Jerry Zaslove (1934 – 2021)

“Jerry Zaslove (left), one of SFU’s original English profs and an active voice in Vancouver’s cultural affairs, has died. He wrote about contemporary visual art, literature and critical theory.” FULL STORY

Cecil Paul 1931 – 2020

December 17th, 2020

Also known by his Xenaksiala name, Wa’xaid, Cecil Paul (right) was one of the last fluent speakers of his people’s language. He was born on November 28, 1931 in the Kitlope and raised on fishing, hunting, trapping and gathering. At the age of ten he was torn from his family and placed in a residential school run by the United Church of Canada at Port Alberni, on Vancouver Island.

For years, Cecil suffered from the pain of the abuse inflicted there. After three decades of prolonged alcohol abuse, he finally returned to the Kitlope and the positive influence of his people’s knowledge and ways. Once Paul’s healing journey began, he eventually became an outspoken leader against the industrialization of his people’s land and traditional territory, working tirelessly to protect the Kitlope, the largest intact temperate rainforest watershed in the world. Paul is credited with spearheading successful efforts to have 325,000 hectares (800,000 acres) of coastal temperate rainforest declared off-limits to logging in 1994.

He co-authored two books with Briony Penn: Stories from the Magic Canoe of Wa’xaid (Rocky Mountain Books $30) and Following the Good River: The Life and Times of Wa’xaid (Rocky Mountain Books $38).

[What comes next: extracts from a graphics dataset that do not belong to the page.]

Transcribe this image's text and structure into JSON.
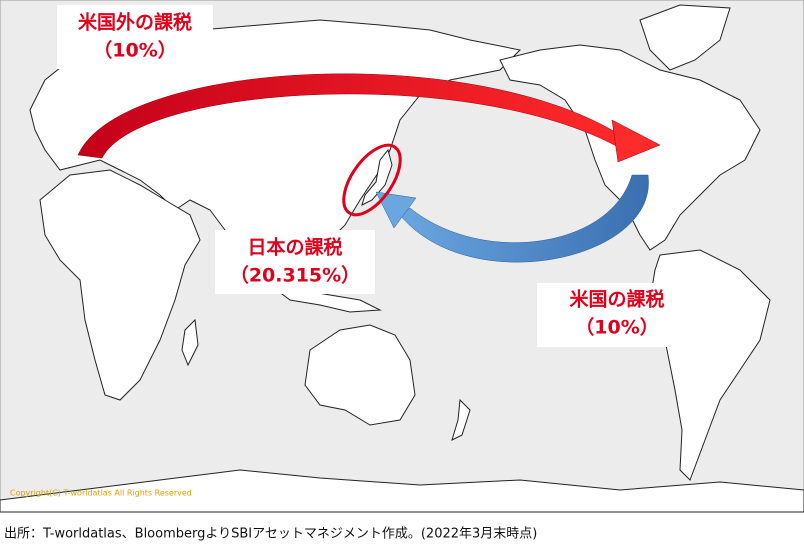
{
  "labels": [
    {
      "title": "米国外の課税",
      "rate": "（10%）"
    },
    {
      "title": "日本の課税",
      "rate": "（20.315%）"
    },
    {
      "title": "米国の課税",
      "rate": "（10%）"
    }
  ],
  "copyright": "Copyright(C) T-worldatlas All Rights Reserved",
  "footer": "出所：T-worldatlas、BloombergよりSBIアセットマネジメント作成。(2022年3月末時点)"
}
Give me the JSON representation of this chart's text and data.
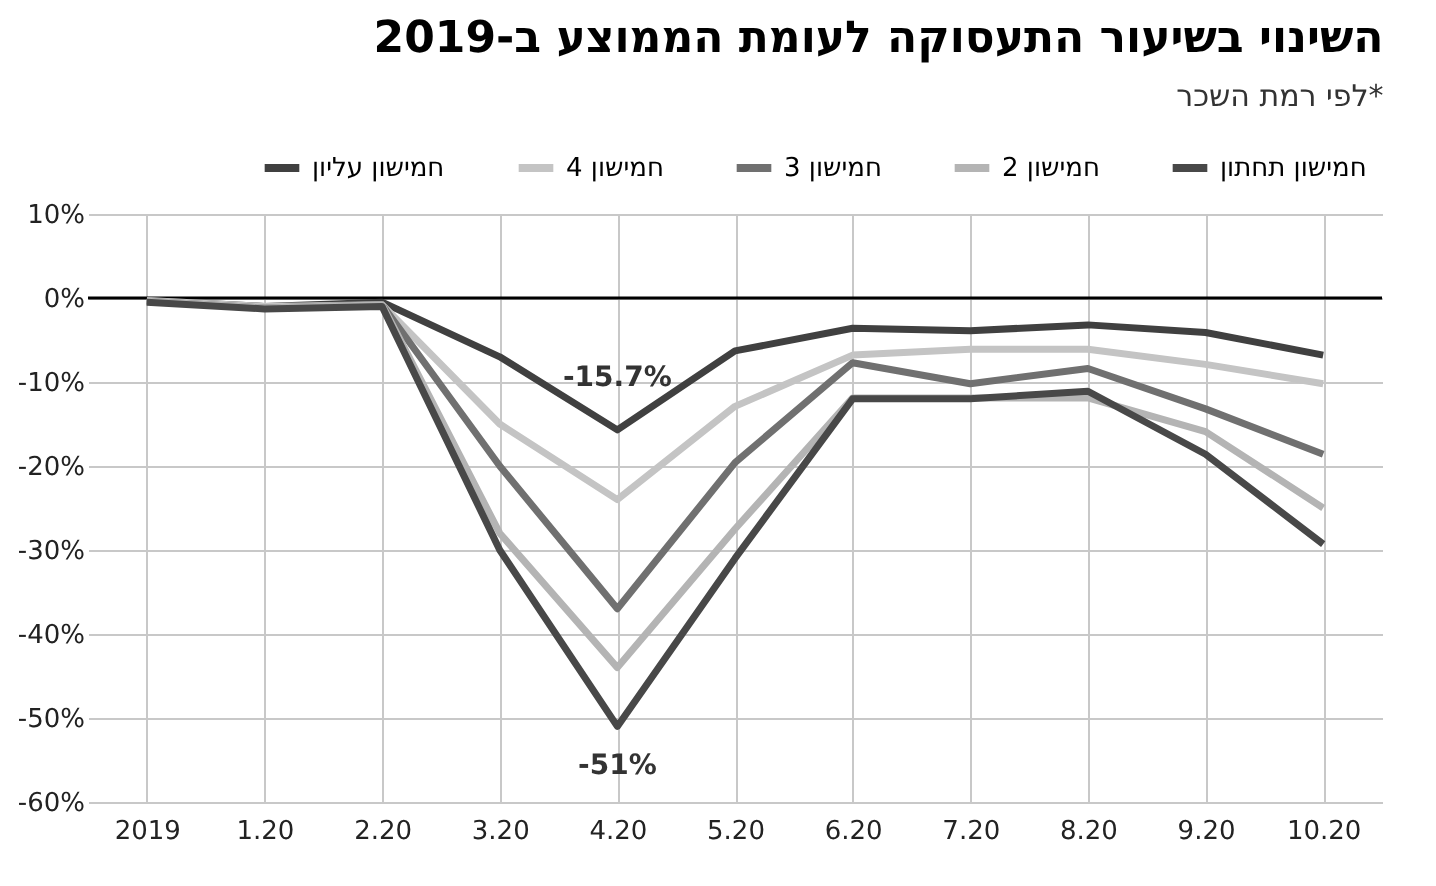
{
  "chart_data": {
    "type": "line",
    "title": "השינוי בשיעור התעסוקה לעומת הממוצע ב-2019",
    "subtitle": "לפי רמת השכר*",
    "categories": [
      "2019",
      "1.20",
      "2.20",
      "3.20",
      "4.20",
      "5.20",
      "6.20",
      "7.20",
      "8.20",
      "9.20",
      "10.20"
    ],
    "series": [
      {
        "name": "חמישון עליון",
        "color": "#404040",
        "values": [
          -0.3,
          -1,
          -0.5,
          -7,
          -15.7,
          -6.3,
          -3.6,
          -3.9,
          -3.2,
          -4.1,
          -6.8
        ]
      },
      {
        "name": "חמישון 4",
        "color": "#c4c4c4",
        "values": [
          -0.3,
          -1,
          -0.8,
          -15,
          -24,
          -12.9,
          -6.8,
          -6.1,
          -6.1,
          -7.9,
          -10.2
        ]
      },
      {
        "name": "חמישון 3",
        "color": "#707070",
        "values": [
          -0.4,
          -1.2,
          -0.8,
          -20,
          -37,
          -19.6,
          -7.7,
          -10.2,
          -8.4,
          -13.2,
          -18.6
        ]
      },
      {
        "name": "חמישון 2",
        "color": "#b4b4b4",
        "values": [
          -0.4,
          -1.2,
          -0.8,
          -28,
          -44,
          -27.5,
          -11.9,
          -11.9,
          -11.9,
          -15.9,
          -25
        ]
      },
      {
        "name": "חמישון תחתון",
        "color": "#484848",
        "values": [
          -0.5,
          -1.3,
          -1,
          -30,
          -51,
          -31,
          -12,
          -12,
          -11.1,
          -18.6,
          -29.3
        ]
      }
    ],
    "ylim": [
      -60,
      10
    ],
    "yticks": [
      {
        "value": 10,
        "label": "10%"
      },
      {
        "value": 0,
        "label": "0%"
      },
      {
        "value": -10,
        "label": "-10%"
      },
      {
        "value": -20,
        "label": "-20%"
      },
      {
        "value": -30,
        "label": "-30%"
      },
      {
        "value": -40,
        "label": "-40%"
      },
      {
        "value": -50,
        "label": "-50%"
      },
      {
        "value": -60,
        "label": "-60%"
      }
    ],
    "ref_lines": [
      {
        "axis": "y",
        "value": 0,
        "color": "#000000"
      }
    ],
    "annotations": [
      {
        "text": "-15.7%",
        "x": "4.20",
        "y": -15.7
      },
      {
        "text": "-51%",
        "x": "4.20",
        "y": -51
      }
    ],
    "grid": true,
    "legend": "top right",
    "marker": "none",
    "line_style": "solid"
  }
}
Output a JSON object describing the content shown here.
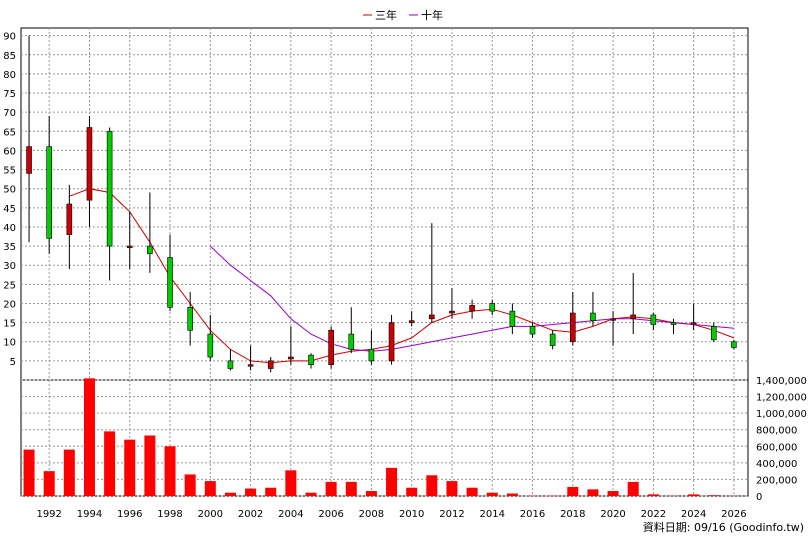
{
  "legend": [
    {
      "label": "三年",
      "color": "#cc0000"
    },
    {
      "label": "十年",
      "color": "#9900cc"
    }
  ],
  "footer": "資料日期: 09/16  (Goodinfo.tw)",
  "colors": {
    "up": "#cc0000",
    "down": "#00cc00",
    "volume": "#ff0000",
    "grid": "#999999"
  },
  "chart_data": {
    "type": "candlestick-with-volume",
    "x_range": [
      1990.6,
      2026.7
    ],
    "price_axis": {
      "ticks": [
        5,
        10,
        15,
        20,
        25,
        30,
        35,
        40,
        45,
        50,
        55,
        60,
        65,
        70,
        75,
        80,
        85,
        90
      ],
      "range": [
        0,
        92
      ]
    },
    "volume_axis": {
      "ticks": [
        0,
        200000,
        400000,
        600000,
        800000,
        1000000,
        1200000,
        1400000
      ],
      "tick_labels": [
        "0",
        "200,000",
        "400,000",
        "600,000",
        "800,000",
        "1,000,000",
        "1,200,000",
        "1,400,000"
      ],
      "range": [
        0,
        1400000
      ]
    },
    "x_ticks": [
      1992,
      1994,
      1996,
      1998,
      2000,
      2002,
      2004,
      2006,
      2008,
      2010,
      2012,
      2014,
      2016,
      2018,
      2020,
      2022,
      2024,
      2026
    ],
    "candles": [
      {
        "year": 1991,
        "open": 54,
        "close": 61,
        "high": 90,
        "low": 36
      },
      {
        "year": 1992,
        "open": 61,
        "close": 37,
        "high": 69,
        "low": 33
      },
      {
        "year": 1993,
        "open": 38,
        "close": 46,
        "high": 51,
        "low": 29
      },
      {
        "year": 1994,
        "open": 47,
        "close": 66,
        "high": 69,
        "low": 40
      },
      {
        "year": 1995,
        "open": 65,
        "close": 35,
        "high": 66,
        "low": 26
      },
      {
        "year": 1996,
        "open": 35,
        "close": 35,
        "high": 44,
        "low": 29
      },
      {
        "year": 1997,
        "open": 35,
        "close": 33,
        "high": 49,
        "low": 28
      },
      {
        "year": 1998,
        "open": 32,
        "close": 19,
        "high": 38,
        "low": 18
      },
      {
        "year": 1999,
        "open": 19,
        "close": 13,
        "high": 23,
        "low": 9
      },
      {
        "year": 2000,
        "open": 12,
        "close": 6,
        "high": 17,
        "low": 5
      },
      {
        "year": 2001,
        "open": 5,
        "close": 3,
        "high": 8,
        "low": 2.5
      },
      {
        "year": 2002,
        "open": 4,
        "close": 4,
        "high": 9,
        "low": 2.5
      },
      {
        "year": 2003,
        "open": 3,
        "close": 5,
        "high": 6,
        "low": 2
      },
      {
        "year": 2004,
        "open": 5.5,
        "close": 6,
        "high": 14,
        "low": 4
      },
      {
        "year": 2005,
        "open": 6.5,
        "close": 4,
        "high": 7,
        "low": 3
      },
      {
        "year": 2006,
        "open": 4,
        "close": 13,
        "high": 14,
        "low": 3
      },
      {
        "year": 2007,
        "open": 12,
        "close": 8,
        "high": 19,
        "low": 7
      },
      {
        "year": 2008,
        "open": 8,
        "close": 5,
        "high": 13,
        "low": 4
      },
      {
        "year": 2009,
        "open": 5,
        "close": 15,
        "high": 17,
        "low": 4
      },
      {
        "year": 2010,
        "open": 15,
        "close": 15.5,
        "high": 18,
        "low": 14
      },
      {
        "year": 2011,
        "open": 16,
        "close": 17,
        "high": 41,
        "low": 15
      },
      {
        "year": 2012,
        "open": 17.5,
        "close": 18,
        "high": 24,
        "low": 16
      },
      {
        "year": 2013,
        "open": 18,
        "close": 19.5,
        "high": 21,
        "low": 16
      },
      {
        "year": 2014,
        "open": 20,
        "close": 18,
        "high": 21,
        "low": 17
      },
      {
        "year": 2015,
        "open": 18,
        "close": 14,
        "high": 20,
        "low": 12
      },
      {
        "year": 2016,
        "open": 14,
        "close": 12,
        "high": 15,
        "low": 11
      },
      {
        "year": 2017,
        "open": 12,
        "close": 9,
        "high": 13,
        "low": 8
      },
      {
        "year": 2018,
        "open": 10,
        "close": 17.5,
        "high": 23,
        "low": 9
      },
      {
        "year": 2019,
        "open": 17.5,
        "close": 15.5,
        "high": 23,
        "low": 14
      },
      {
        "year": 2020,
        "open": 16,
        "close": 16,
        "high": 18,
        "low": 9
      },
      {
        "year": 2021,
        "open": 16,
        "close": 17,
        "high": 28,
        "low": 12
      },
      {
        "year": 2022,
        "open": 17,
        "close": 14.5,
        "high": 17.5,
        "low": 13
      },
      {
        "year": 2023,
        "open": 15,
        "close": 14.5,
        "high": 16,
        "low": 12
      },
      {
        "year": 2024,
        "open": 15,
        "close": 15,
        "high": 20,
        "low": 13
      },
      {
        "year": 2025,
        "open": 14,
        "close": 10.5,
        "high": 15,
        "low": 10
      },
      {
        "year": 2026,
        "open": 10,
        "close": 8.5,
        "high": 10.5,
        "low": 8
      }
    ],
    "volume": [
      {
        "year": 1991,
        "value": 560000
      },
      {
        "year": 1992,
        "value": 300000
      },
      {
        "year": 1993,
        "value": 560000
      },
      {
        "year": 1994,
        "value": 1420000
      },
      {
        "year": 1995,
        "value": 780000
      },
      {
        "year": 1996,
        "value": 680000
      },
      {
        "year": 1997,
        "value": 730000
      },
      {
        "year": 1998,
        "value": 600000
      },
      {
        "year": 1999,
        "value": 260000
      },
      {
        "year": 2000,
        "value": 180000
      },
      {
        "year": 2001,
        "value": 40000
      },
      {
        "year": 2002,
        "value": 90000
      },
      {
        "year": 2003,
        "value": 100000
      },
      {
        "year": 2004,
        "value": 310000
      },
      {
        "year": 2005,
        "value": 40000
      },
      {
        "year": 2006,
        "value": 170000
      },
      {
        "year": 2007,
        "value": 170000
      },
      {
        "year": 2008,
        "value": 60000
      },
      {
        "year": 2009,
        "value": 340000
      },
      {
        "year": 2010,
        "value": 100000
      },
      {
        "year": 2011,
        "value": 250000
      },
      {
        "year": 2012,
        "value": 180000
      },
      {
        "year": 2013,
        "value": 100000
      },
      {
        "year": 2014,
        "value": 40000
      },
      {
        "year": 2015,
        "value": 30000
      },
      {
        "year": 2016,
        "value": 5000
      },
      {
        "year": 2017,
        "value": 5000
      },
      {
        "year": 2018,
        "value": 110000
      },
      {
        "year": 2019,
        "value": 80000
      },
      {
        "year": 2020,
        "value": 60000
      },
      {
        "year": 2021,
        "value": 170000
      },
      {
        "year": 2022,
        "value": 20000
      },
      {
        "year": 2023,
        "value": 5000
      },
      {
        "year": 2024,
        "value": 20000
      },
      {
        "year": 2025,
        "value": 10000
      },
      {
        "year": 2026,
        "value": 5000
      }
    ],
    "series": [
      {
        "name": "三年",
        "color": "#cc0000",
        "points": [
          [
            1993,
            48
          ],
          [
            1994,
            50
          ],
          [
            1995,
            49
          ],
          [
            1996,
            44
          ],
          [
            1997,
            36
          ],
          [
            1998,
            27
          ],
          [
            1999,
            20
          ],
          [
            2000,
            13
          ],
          [
            2001,
            8
          ],
          [
            2002,
            5
          ],
          [
            2003,
            4.5
          ],
          [
            2004,
            5
          ],
          [
            2005,
            5
          ],
          [
            2006,
            6.5
          ],
          [
            2007,
            7.5
          ],
          [
            2008,
            8
          ],
          [
            2009,
            9
          ],
          [
            2010,
            11
          ],
          [
            2011,
            15
          ],
          [
            2012,
            17
          ],
          [
            2013,
            18
          ],
          [
            2014,
            18.5
          ],
          [
            2015,
            17
          ],
          [
            2016,
            15
          ],
          [
            2017,
            13
          ],
          [
            2018,
            12.5
          ],
          [
            2019,
            14
          ],
          [
            2020,
            16
          ],
          [
            2021,
            16.5
          ],
          [
            2022,
            16
          ],
          [
            2023,
            15
          ],
          [
            2024,
            14.5
          ],
          [
            2025,
            13
          ],
          [
            2026,
            11
          ]
        ]
      },
      {
        "name": "十年",
        "color": "#9900cc",
        "points": [
          [
            2000,
            35
          ],
          [
            2001,
            30
          ],
          [
            2002,
            26
          ],
          [
            2003,
            22
          ],
          [
            2004,
            16
          ],
          [
            2005,
            12
          ],
          [
            2006,
            9.5
          ],
          [
            2007,
            8
          ],
          [
            2008,
            7.5
          ],
          [
            2009,
            8
          ],
          [
            2010,
            9
          ],
          [
            2011,
            10
          ],
          [
            2012,
            11
          ],
          [
            2013,
            12
          ],
          [
            2014,
            13
          ],
          [
            2015,
            14
          ],
          [
            2016,
            14
          ],
          [
            2017,
            14.5
          ],
          [
            2018,
            15
          ],
          [
            2019,
            15.5
          ],
          [
            2020,
            16
          ],
          [
            2021,
            16
          ],
          [
            2022,
            15.5
          ],
          [
            2023,
            15
          ],
          [
            2024,
            14.5
          ],
          [
            2025,
            14
          ],
          [
            2026,
            13.5
          ]
        ]
      }
    ]
  }
}
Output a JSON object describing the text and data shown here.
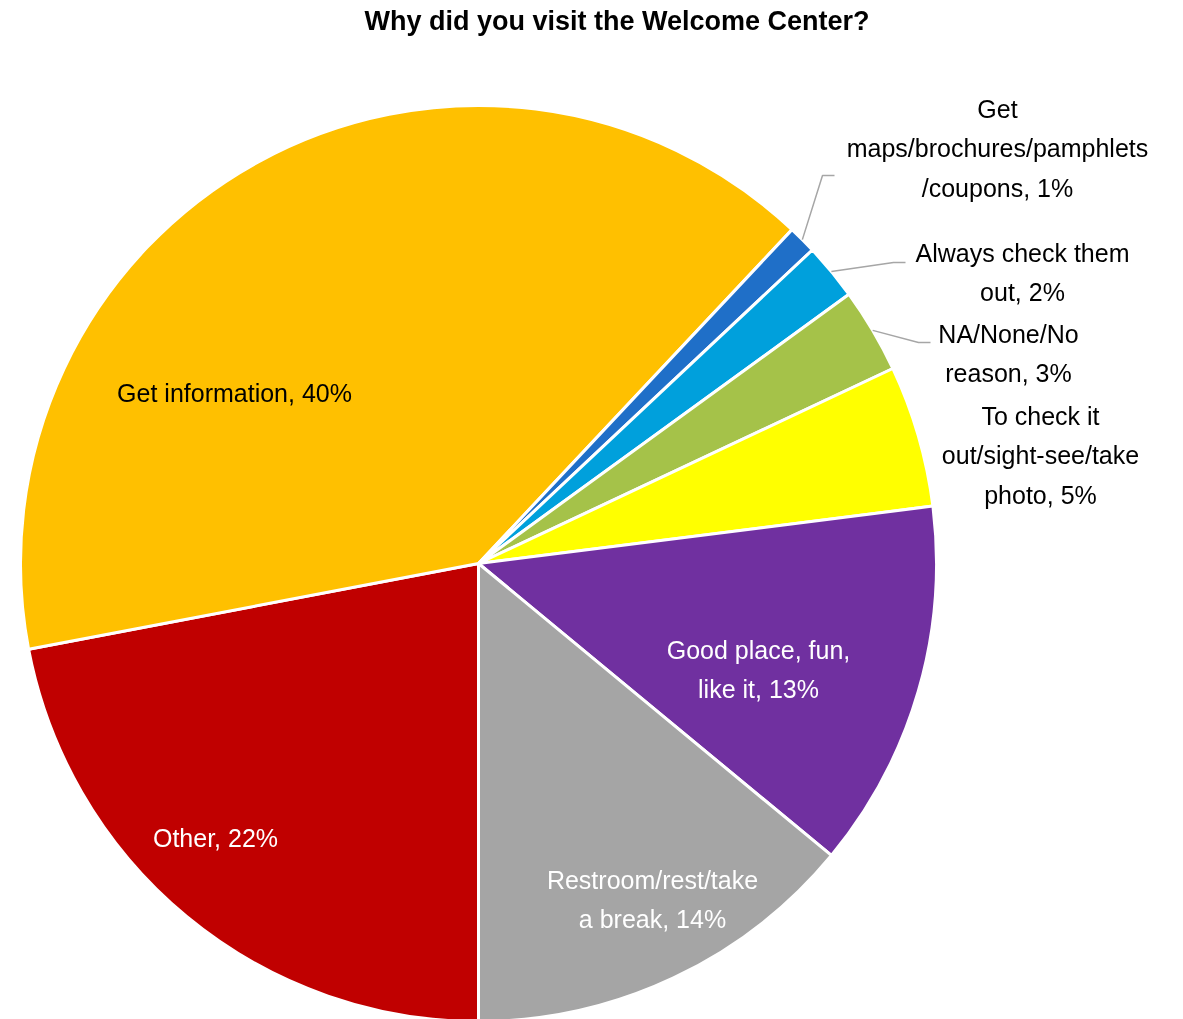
{
  "chart_data": {
    "type": "pie",
    "title": "Why did you visit the Welcome Center?",
    "categories": [
      "Other",
      "Get information",
      "Get maps/brochures/pamphlets/coupons",
      "Always check them out",
      "NA/None/No reason",
      "To check it out/sight-see/take photo",
      "Good place, fun, like it",
      "Restroom/rest/take a break"
    ],
    "values": [
      22,
      40,
      1,
      2,
      3,
      5,
      13,
      14
    ],
    "colors": [
      "#c00000",
      "#ffc000",
      "#1f6fc8",
      "#00a0dc",
      "#a5c249",
      "#ffff00",
      "#7030a0",
      "#a5a5a5"
    ],
    "value_labels": [
      "22%",
      "40%",
      "1%",
      "2%",
      "3%",
      "5%",
      "13%",
      "14%"
    ]
  }
}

Cecil Paul and Briony Penn, May 25, 2015. Photo by Greg Shea.

“My name is Wa’xaid,” he says, “given to me by my people. ‘Wa’ is ‘the river’, ‘Xaid’ is ‘good’ – good river. Sometimes the river is not good. I am a Xenaksiala, I am from the Killer Whale Clan. I would like to walk with you in Xenaksiala lands. Where I will take you is the place of my birth. They call it the Kitlope. It is called Xesdu’waxw (Huschduwaschdu) for ‘blue, milky, glacial water’. Our destination is what I would like to talk about, and a boat—I call it my magic canoe. It is a magical canoe because there is room for everyone who wants to come into it to paddle together. The currents against it are very strong but I believe we can reach that destination and this is the reason for our survival.”

In January, 2020, in Kitamaat, Cecil Paul became an honorary member in the College of Fellows of the Royal Canadian Geographic Society and received the Louie Kamookak Medal, named for an Inuit historian, for “having made Canada’s geography better known to Canadians and to the world.”

John Pollack, as governor of the RCGS read aloud a proclamation that praised Paul’s “extraordinary determination and his ability to build consensus that saved the Kitlope.”

The Rainforest Action Network named him a “hero of the planet” for his leadership in saving the Kitlope.

Cecil Paul died on December 3, 2020.